Making the transition to VoIP technology is not nearly as daunting a prospect as it used to be because it’s a much more mature technology now. The glitches of the past have long since been ironed out. So, when you’re considering the issue of whether or not to switch to VoIP service, technical difficulties are not an issue that you need to worry over. However, there are still some things you want to be aware of, just as you would with any change to your business. Anything that could conceivably impact your customer relations and the conduct of business itself could conceivably have an impact on the smooth operations you’ve come to enjoy. Probably one of the most significant considerations with switching over is making sure that you select the best option among existing VoIP service providers. Finding the right provider is vital, insomuch that you must be sure their services fit your needs, and that you won’t get charged an exorbitant amount of money for services.
So right off the bat, you should check with any potential VoIP service provider about their fees, their provisions for security, and their record for reliability. While these constitute your ground-floor questions to a service provider, they shouldn’t be the only questions you ask. Here are a few other big points to ascertain from any potential VoIP service provider.
What Kind of Service Level Agreement do They Offer?
When you contract with any VoIP service provider, one of the components of that contract will be a service level agreement (SLA). The SLA stipulates the level of service you may expect from a hosted cloud service, which can be very important in the conduct of your business. The SLA component should spell out for you what will happen if some outage in service develops, and you are left without phone service for an extended period. You’ll also have detailed for you what kind of remediation would be available to you in that event.
One thing to be aware of in the area of service level is the precise method of calculation used by potential VoIP service providers. For instance, some providers do not include scheduled maintenance in their downtime calculations, which of course could have an impact on the percentage of uptime and downtime. You should also make a point of determining whether downtime refers to all of your phones being out of service, or just a certain percentage of them. Lastly, make sure to find out what kind of compensation is available to you in the event of any downtime.
What Level of Flexibility is Available?
While VoIP service is by its nature flexible, that is not to say that potential VoIP service providers will be able to accommodate business changes you might encounter in the future. This could be a simple matter of business growth and scalability, or it could involve brand-new products or services that your company offers, which would need to be supported by your phone system.
The thing to look for in this area is the nature of plans offered by your potential VoIP service provider. Are there pre-set plans that cannot be swapped, or is there more of an à la carte arrangement, where you can include services or easily drop them? When considering the flexibility issue, you should try to envision where your company is headed over the next five to 10 years, and gauge whether or not your VoIP service provider will be able to support that.
How Would Potential VoIP Service Providers Handle Technical Issues?
When things are running smoothly, and without any issues, probably almost any VoIP service provider will do just fine. But what happens when there are problems – how does your VoIP service provider react to those problems, so that the impact to your business is minimal?

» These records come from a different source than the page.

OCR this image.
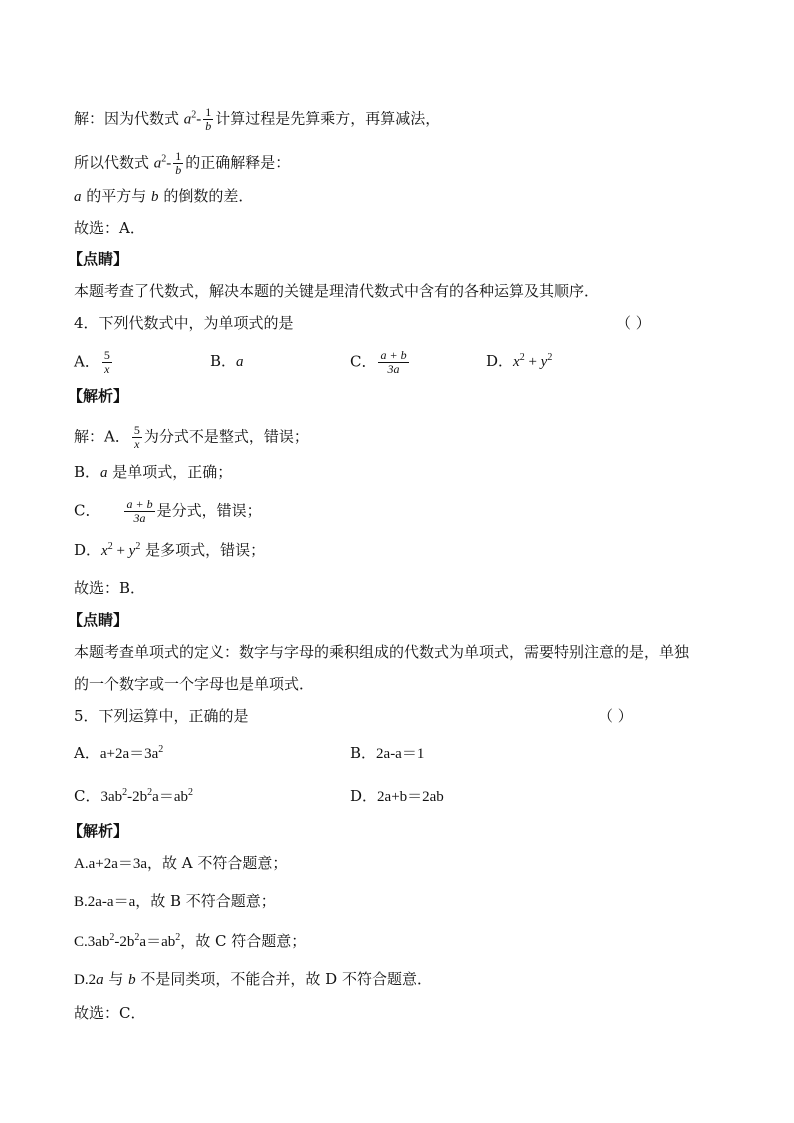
解：因为代数式 $a^2- \frac{1}{b}$ 计算过程是先算乘方，再算减法，
所以代数式 $a^2- \frac{1}{b}$ 的正确解释是：
a 的平方与 b 的倒数的差．
故选：A．
【点睛】
本题考查了代数式，解决本题的关键是理清代数式中含有的各种运算及其顺序．
4．下列代数式中，为单项式的是	（ ）
A． $\frac{5}{x}$	B．a	C． $\frac{a + b}{3a}$	D．$x^2 + y^2$
【解析】
解：A． $\frac{5}{x}$ 为分式不是整式，错误；
B．a 是单项式，正确；
C． $\frac{a + b}{3a}$ 是分式，错误；
D．$x^2 + y^2$ 是多项式，错误；
故选：B．
【点睛】
本题考查单项式的定义：数字与字母的乘积组成的代数式为单项式，需要特别注意的是，单独
的一个数字或一个字母也是单项式．
5．下列运算中，正确的是	（ ）
A．$a+2a=3a^2$	B．2a-a＝1
C．$3ab^2-2b^2a=ab^2$	D．2a+b＝2ab
【解析】
A.a+2a＝3a，故 A 不符合题意；
B.2a-a＝a，故 B 不符合题意；
$C.3ab^2-2b^2a=ab^2$，故 C 符合题意；
D.2a 与 b 不是同类项，不能合并，故 D 不符合题意．
故选：C．
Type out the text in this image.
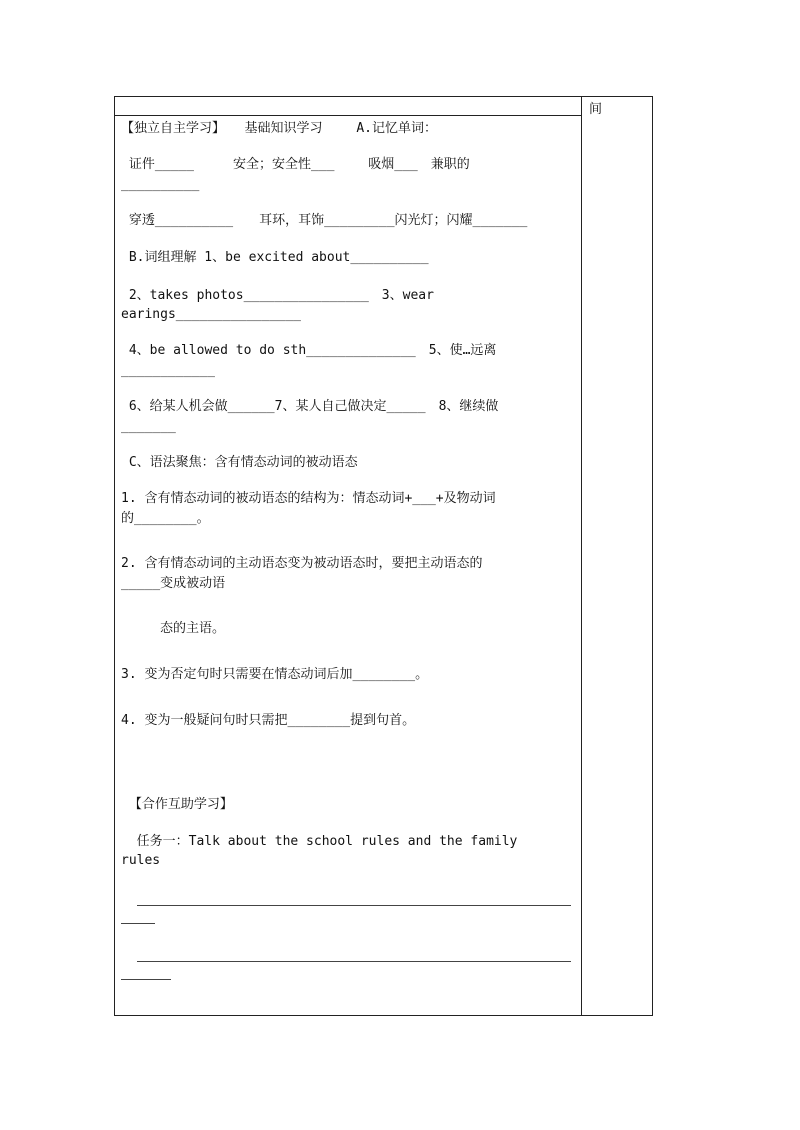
间
【独立自主学习】　　基础知识学习　　 A.记忆单词：
证件_____　　　安全；安全性___　　 吸烟___　兼职的
__________
穿透__________　　耳环，耳饰_________闪光灯；闪耀_______
B.词组理解 1、be excited about__________
2、takes photos________________　3、wear
earings________________
4、be allowed to do sth______________　5、使…远离
____________
6、给某人机会做______7、某人自己做决定_____　8、继续做
_______
C、语法聚焦：含有情态动词的被动语态
1. 含有情态动词的被动语态的结构为：情态动词+___+及物动词
的________。
2. 含有情态动词的主动语态变为被动语态时，要把主动语态的
_____变成被动语
　　　态的主语。
3. 变为否定句时只需要在情态动词后加________。
4. 变为一般疑问句时只需把________提到句首。
【合作互助学习】
任务一：Talk about the school rules and the family
rules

As an example, you might encounter issues with their equipment, with the software involved, or with the service itself. When you need customer support or technical support to resolve these issues, how available will they be, and what level of support can you expect?
When your business has an emergency, you’re going to want immediate resolution, or something very close to it. Will your potential VoIP service providers be up to providing that level of support, when you most need it?
The three main areas that most companies require substantial support from are in the areas of training and help for company employees, billing and service questions, and with any technical troubleshooting which might become necessary. You would be well advised to delve deeply into these issues and have a good understanding of how any VoIP service providers intend to handle support requests, as well as the availability of their customer service team on a regular basis.
Along these same lines, you should make a point of determining what kinds of assistance they offer to new users, possibly in the way of online training manuals or regular webinars which explain services and features clearly.
If you can get satisfactory answers to all these questions, and you feel confident that potential VoIP service providers can effectively support your transition to the new technology, then you will probably have found a suitable provider to partner with. But until you are satisfied that your new host is fully capable of providing the kind of service and support your company needs, you should keep looking, and not settle for a company which merely offers great-sounding promises.